Sia Taylor of Prodrive che Findlay hanno affermato che la loro crescita è stata limitata solo dalla loro capacità di assumere ingegneri qualificati. 2 Stiamo ricevendo richieste di informazioni almeno una volta al mese da parte delle aziende che vogliono costruire un veicolo elettrico ", ha affermato Taylor." Ottenere buoni ingegneri è difficile quando c'è molta ingegneria in corso con le case automobilistiche esistenti ei nuovi arrivati ​​sul mercato. " ha anche osservato che anche altre industrie, come quella aerospaziale, si stanno spostando ulteriormente verso l'elettrificazione.

Eichenberg, il consulente, ha affermato che sono in atto cambiamenti ancora più grandi in quanto i veicoli elettrici a batteria conquisteranno una significativa quota di mercato nei prossimi 15 anni circa. Gran parte del valore del veicolo sarà nel software e nei semiconduttori, due tecnologie dominate da aziende al di fuori della tradizionale catena di fornitura automobilistica, come Toshiba, Panasonic e LG.
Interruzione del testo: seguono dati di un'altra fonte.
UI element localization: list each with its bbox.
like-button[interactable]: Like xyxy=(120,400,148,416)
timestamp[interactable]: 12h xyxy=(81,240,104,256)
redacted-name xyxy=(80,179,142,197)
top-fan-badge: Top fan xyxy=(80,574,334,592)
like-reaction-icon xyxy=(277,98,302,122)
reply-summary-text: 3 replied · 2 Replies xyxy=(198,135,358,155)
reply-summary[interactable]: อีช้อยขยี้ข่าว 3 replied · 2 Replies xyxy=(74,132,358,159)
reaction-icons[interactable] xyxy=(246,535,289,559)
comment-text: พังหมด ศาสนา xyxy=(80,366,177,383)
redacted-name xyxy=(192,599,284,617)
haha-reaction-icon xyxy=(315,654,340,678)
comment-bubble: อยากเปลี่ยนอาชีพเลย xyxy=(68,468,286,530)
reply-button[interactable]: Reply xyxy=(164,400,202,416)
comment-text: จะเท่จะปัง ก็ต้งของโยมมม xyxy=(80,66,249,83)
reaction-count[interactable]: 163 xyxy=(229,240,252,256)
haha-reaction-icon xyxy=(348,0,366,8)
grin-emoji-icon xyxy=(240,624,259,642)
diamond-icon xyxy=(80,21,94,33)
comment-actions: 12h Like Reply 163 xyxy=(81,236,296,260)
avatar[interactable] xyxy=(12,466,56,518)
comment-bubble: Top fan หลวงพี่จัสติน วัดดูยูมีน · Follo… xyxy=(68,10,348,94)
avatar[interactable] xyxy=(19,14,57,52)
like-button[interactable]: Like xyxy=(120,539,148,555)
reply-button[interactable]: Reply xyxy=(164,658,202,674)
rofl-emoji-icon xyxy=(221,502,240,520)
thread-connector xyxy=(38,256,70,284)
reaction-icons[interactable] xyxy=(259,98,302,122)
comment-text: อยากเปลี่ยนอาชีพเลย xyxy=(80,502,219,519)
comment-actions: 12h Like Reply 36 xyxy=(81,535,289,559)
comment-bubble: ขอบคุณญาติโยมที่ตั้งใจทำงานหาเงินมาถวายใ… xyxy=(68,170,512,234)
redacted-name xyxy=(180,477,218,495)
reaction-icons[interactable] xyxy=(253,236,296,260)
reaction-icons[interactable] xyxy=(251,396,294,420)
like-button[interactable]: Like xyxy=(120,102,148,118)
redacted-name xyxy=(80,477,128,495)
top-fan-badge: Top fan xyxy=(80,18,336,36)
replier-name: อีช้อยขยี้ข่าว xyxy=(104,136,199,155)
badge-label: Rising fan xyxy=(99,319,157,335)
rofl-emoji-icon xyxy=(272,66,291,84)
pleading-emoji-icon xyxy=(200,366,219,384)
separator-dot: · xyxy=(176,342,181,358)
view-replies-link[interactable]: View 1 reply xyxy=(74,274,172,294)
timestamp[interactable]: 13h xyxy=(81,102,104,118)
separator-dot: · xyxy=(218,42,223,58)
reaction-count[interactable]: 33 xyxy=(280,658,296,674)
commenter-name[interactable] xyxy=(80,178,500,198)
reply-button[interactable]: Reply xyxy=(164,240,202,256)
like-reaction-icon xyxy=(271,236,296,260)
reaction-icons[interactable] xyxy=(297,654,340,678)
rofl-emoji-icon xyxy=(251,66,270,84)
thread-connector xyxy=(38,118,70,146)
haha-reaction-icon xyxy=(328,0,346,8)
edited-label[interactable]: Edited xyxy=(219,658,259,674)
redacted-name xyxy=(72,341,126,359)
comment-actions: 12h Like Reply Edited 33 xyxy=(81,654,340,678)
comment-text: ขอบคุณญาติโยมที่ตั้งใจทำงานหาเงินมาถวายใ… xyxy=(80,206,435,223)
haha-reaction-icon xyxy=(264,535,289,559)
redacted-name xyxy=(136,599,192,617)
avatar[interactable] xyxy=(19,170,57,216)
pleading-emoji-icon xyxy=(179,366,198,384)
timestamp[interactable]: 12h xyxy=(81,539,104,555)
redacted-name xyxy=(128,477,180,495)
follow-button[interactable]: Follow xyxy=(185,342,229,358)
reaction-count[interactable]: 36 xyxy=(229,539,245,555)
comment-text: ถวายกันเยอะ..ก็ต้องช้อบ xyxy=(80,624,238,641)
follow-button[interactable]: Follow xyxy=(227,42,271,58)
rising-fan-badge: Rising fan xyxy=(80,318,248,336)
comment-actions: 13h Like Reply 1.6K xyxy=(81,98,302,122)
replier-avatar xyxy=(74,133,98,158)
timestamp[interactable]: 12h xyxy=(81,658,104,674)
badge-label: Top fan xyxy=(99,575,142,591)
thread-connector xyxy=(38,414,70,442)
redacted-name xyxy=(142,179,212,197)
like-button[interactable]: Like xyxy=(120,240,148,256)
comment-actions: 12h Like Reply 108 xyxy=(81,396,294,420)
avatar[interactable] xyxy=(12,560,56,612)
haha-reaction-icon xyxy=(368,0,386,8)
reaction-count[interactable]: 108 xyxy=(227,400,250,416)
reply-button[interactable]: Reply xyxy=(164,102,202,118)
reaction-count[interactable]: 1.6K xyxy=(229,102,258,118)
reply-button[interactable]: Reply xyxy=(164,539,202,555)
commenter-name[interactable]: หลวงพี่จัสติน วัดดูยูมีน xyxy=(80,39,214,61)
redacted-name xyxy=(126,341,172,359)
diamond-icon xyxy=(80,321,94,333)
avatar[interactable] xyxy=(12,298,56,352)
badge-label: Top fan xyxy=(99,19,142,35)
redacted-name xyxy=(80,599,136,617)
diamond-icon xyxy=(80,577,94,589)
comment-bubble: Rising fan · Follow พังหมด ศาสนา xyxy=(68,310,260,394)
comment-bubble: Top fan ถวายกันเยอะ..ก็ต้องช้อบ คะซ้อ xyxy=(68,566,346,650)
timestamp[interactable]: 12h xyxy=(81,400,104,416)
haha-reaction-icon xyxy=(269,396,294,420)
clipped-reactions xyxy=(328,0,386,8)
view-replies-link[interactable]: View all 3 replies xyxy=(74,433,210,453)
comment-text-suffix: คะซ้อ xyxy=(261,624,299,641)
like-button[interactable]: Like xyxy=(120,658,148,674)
"Penso che siamo in un breve periodo in cui molti fornitori sono posizionati bene per vincere con le case automobilistiche che stanno confezionando trasmissioni elettrificate attorno all'attuale infrastruttura", ha affermato Eichenberg. "Ma quando iniziano a muoversi verso la produzione di veicoli elettrici ad alto volume, la mia sensazione è che i vincitori del mercato saranno molto diversi dai fornitori tradizionali".

GKN, per esempio, spera che sarà uno di quei vincitori. "Abbiamo lavorato molto duramente sulla transizione" all'elettrificazione, ha dichiarato Moelgg, responsabile dei sistemi di azionamento elettrico. "Ha decisamente cambiato il modo in cui lavoravamo e ingaggiato ingegneri e programmatori."